Even the aforementioned example of “non-sense” CPT4 code
might be used in some cohort definitions to determine the severity of patient: if you look at codes 99281 - 99285, the 99281 stands for case when physician is not required (very simple case),
and 99285 stands for “high level of medical decision making”(complicated case), and 99282 - 99284 are in between.
And as I mentioned in the Proposed changes in SNOMED domains - #17 by Dymshyts, the problem is in subjectivity of decision.
How it was decided that information is non-significant?
Please see the attached table with CPT, HCPCS concepts mapped to visits (if they are mapped to something else, mapping is shown as well), ordered by number of occurrences in the our network.
The overall problem is that potentially important information is lost. See rows in yellow and comments.
I didn’t review the full list though, I believe there will be more of such cases.
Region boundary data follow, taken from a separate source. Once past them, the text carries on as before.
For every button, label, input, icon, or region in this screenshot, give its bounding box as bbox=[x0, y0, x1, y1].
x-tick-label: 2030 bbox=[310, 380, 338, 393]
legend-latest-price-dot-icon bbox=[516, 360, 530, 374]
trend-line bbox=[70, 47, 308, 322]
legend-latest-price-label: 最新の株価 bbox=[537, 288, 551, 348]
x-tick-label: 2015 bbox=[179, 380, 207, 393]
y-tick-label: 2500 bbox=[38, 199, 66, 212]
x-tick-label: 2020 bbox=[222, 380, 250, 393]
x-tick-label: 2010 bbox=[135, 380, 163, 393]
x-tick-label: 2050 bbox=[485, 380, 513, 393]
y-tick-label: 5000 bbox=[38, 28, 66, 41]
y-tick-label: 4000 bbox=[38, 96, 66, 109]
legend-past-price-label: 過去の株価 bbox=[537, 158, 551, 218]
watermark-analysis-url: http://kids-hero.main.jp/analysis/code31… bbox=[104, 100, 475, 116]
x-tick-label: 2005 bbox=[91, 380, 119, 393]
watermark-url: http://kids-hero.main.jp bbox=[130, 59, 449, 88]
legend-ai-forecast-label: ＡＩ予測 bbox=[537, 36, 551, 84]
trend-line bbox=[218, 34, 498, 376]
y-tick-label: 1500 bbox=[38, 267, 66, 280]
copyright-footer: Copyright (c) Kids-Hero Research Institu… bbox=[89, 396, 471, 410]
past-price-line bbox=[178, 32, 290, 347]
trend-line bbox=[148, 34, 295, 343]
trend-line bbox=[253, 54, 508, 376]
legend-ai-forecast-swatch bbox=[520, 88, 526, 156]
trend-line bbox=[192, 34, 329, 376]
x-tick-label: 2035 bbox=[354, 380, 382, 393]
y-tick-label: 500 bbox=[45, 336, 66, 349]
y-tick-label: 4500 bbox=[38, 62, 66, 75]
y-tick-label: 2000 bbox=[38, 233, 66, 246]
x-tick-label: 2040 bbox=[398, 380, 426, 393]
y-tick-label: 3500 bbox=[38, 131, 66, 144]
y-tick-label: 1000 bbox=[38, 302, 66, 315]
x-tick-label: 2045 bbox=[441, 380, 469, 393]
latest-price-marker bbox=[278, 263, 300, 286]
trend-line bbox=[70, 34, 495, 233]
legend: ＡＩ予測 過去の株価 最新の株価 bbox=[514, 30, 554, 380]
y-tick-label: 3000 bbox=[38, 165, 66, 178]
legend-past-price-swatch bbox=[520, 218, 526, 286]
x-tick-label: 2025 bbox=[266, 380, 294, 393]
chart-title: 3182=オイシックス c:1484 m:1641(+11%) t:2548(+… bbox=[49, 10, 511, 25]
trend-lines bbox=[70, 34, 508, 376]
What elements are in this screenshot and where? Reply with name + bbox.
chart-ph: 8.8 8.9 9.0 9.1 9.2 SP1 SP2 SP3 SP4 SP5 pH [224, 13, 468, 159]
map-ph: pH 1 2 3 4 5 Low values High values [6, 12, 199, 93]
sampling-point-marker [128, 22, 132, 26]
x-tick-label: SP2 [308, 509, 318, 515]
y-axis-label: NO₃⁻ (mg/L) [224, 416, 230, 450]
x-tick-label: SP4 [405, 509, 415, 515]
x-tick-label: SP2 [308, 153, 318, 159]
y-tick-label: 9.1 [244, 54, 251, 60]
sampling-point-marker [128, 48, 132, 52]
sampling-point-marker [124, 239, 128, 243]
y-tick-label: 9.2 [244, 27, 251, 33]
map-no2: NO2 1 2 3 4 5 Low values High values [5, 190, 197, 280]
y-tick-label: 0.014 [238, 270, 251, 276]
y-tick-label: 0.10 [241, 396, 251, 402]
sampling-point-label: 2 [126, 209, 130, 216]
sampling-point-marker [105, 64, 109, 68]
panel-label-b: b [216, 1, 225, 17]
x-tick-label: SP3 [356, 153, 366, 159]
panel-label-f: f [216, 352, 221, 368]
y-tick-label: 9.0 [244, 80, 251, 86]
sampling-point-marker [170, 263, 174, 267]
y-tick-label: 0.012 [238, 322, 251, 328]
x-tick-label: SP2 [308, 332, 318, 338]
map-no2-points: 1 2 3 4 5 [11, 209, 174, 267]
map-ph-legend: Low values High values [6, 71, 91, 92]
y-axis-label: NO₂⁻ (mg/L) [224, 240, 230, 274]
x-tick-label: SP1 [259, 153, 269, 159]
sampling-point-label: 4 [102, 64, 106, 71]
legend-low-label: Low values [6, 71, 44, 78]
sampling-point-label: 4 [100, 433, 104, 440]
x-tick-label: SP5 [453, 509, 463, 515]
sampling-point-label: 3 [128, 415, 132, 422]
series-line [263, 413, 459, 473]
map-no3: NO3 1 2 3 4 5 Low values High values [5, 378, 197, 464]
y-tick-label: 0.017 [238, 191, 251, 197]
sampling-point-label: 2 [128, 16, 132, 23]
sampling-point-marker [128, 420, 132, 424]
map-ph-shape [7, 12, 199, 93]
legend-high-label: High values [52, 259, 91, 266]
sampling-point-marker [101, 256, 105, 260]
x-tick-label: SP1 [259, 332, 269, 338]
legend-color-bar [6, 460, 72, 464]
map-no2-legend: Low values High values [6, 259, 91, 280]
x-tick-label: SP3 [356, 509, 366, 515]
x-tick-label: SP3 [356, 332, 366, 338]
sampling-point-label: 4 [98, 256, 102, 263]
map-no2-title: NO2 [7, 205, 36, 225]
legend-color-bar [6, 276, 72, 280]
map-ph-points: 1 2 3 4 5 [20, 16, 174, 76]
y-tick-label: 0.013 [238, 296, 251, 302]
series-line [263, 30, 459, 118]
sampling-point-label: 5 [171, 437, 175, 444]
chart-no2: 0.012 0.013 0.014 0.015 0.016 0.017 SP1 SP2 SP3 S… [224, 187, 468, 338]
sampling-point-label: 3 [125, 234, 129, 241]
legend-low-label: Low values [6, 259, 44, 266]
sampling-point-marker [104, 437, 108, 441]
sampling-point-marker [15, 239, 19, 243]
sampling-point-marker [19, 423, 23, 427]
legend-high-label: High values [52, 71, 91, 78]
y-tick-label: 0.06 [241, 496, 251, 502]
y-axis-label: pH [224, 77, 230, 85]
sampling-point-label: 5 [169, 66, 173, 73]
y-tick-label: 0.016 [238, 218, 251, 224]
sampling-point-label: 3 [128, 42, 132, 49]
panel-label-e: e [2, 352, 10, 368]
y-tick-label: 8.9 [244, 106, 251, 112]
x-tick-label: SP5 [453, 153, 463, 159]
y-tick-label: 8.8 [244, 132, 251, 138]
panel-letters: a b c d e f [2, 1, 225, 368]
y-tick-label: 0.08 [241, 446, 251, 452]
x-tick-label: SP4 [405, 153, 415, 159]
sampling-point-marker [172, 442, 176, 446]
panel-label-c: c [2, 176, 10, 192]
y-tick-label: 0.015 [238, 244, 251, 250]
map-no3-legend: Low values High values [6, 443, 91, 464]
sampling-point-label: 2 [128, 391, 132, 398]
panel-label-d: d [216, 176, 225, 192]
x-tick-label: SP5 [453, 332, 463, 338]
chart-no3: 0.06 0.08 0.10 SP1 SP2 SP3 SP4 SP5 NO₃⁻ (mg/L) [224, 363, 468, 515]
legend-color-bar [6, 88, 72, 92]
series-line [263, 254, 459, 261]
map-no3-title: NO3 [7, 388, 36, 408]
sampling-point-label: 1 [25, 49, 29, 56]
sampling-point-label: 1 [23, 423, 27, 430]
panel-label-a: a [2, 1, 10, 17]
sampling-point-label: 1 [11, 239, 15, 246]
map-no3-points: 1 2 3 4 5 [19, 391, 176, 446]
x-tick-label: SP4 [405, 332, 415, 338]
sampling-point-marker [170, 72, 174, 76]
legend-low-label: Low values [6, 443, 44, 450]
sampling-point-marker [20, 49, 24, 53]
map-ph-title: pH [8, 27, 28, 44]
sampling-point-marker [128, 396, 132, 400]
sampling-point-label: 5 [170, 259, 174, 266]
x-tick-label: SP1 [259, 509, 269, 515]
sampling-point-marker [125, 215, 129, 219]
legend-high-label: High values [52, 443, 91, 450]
mapping_to_visit.xlsx (79.4 KB)
Proposed solution: instead of having ‘Maps to’ relationship which makes source codes non-standard, and not usable in OMOP CDM properly, create, let’s say, ‘Has related visit’ relationship, so the ETL can create visits out of these CPT/HCPCS concepts, but be able to preserve original concept as standard; and replace ‘Maps to’ to non-visit concepts with ‘Is a’ relationships.
And I think it’s a very good way of OHDSI vocabulary maturing, when obvious improvement (let’s derive visit information), meets some obstacles, and more round-up solution should be created.